Carmen Geiss, 53, platzt der Kragen. Die Millionärin wird auf ihren Social-Media-Plattformen nahezu täglich beleidigt und hat sich mittlerweile ein dickes Fell zugelegt. Werden ihre Kinder fertig gemacht, versteht sie jedoch keinen Spaß. Jetzt greift sie zu einer drastischen Maßnahme, um gegen ihre Hater vorzugehen.

Carmen Geiss: "Ich weiß, dass man kein Kopfgeld aussprechen darf"

Es ist nicht neu, dass Carmen ihre Hater an den Pranger stellt. Beleidigende Nachrichten und die Verfasser dazu veröffentlicht sie ganz bewusst, um ihrer Community zu zeigen, welches Gedankengut sich auf ihrer Social-Media-Seite rumtreibt. Ein Hater bringt Carmen jetzt so zur Weißglut, dass sie sogar ein Kopfgeld auf ihn aussetzt:

Ich weiß, dass man kein Kopfgeld aussprechen darf, aber bei ihm mache ich jetzt mal eine Ausnahme! SORRY! 5000 Euro für denjenigen, der ihn mir bringt! Bitte liebes Facebook, helft mir ihn zu finden, damit das Netz wieder sauber wird,

schreibt die Frau von Robert Geiss, 54, bei Facebook. Geht Carmen damit etwa zu weit? Viele Fans unterstützen sie bei der Aktion. Den Post hat sie nach nur wenigen Stunden allerdings wieder gelöscht.

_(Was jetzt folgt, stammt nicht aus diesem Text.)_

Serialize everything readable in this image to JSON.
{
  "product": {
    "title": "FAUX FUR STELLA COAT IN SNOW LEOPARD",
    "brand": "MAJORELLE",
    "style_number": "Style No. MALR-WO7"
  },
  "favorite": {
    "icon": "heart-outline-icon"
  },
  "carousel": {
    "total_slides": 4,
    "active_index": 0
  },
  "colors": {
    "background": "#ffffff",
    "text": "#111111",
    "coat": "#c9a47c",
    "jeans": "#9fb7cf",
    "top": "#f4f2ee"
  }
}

Kein Social-Media-Verbot für die Kids

Papa Robert hat Instagram & Co. für eine kurze Zeit den Rücken gekehrt, da er keine Lust mehr auf die ständigen Anfeindungen hatte – und auch Tochter Shania, 14, musste vor Kurzem erschreckende Nachrichten im Netz lesen. "Fans" hatten einen Account erstellt, wo sie ihr anzügliche und sexuelle Fragen gestellt haben.

Was sind das für kranke pädophile Menschen? Wie bescheuert kann man sein und Teenie-Mädchen mitten in der Pubertät so angehen? Persönlich würde sich das keiner trauen, aber die Anonymität im Netz verleiht diesen Feiglingen auf einmal die Eier, um so etwas zu machen. Unfassbar!, 

explodierte Löwenmama Carmen gegenüber "Closer"

 

 

Doch ein Social-Media-Verbot will Carmen ihrer Tochter nicht geben. Stattdessen filtert nun ein Mitarbeiter der Geissens die Nachrichten und Kommentare, bevor die Kinder sie sehen. 

Durch den angesprochenen Filter macht es mir wieder Spaß. Sonst wäre ich längst weg, 

so Carmen über ihre Social-Media-Aktivität.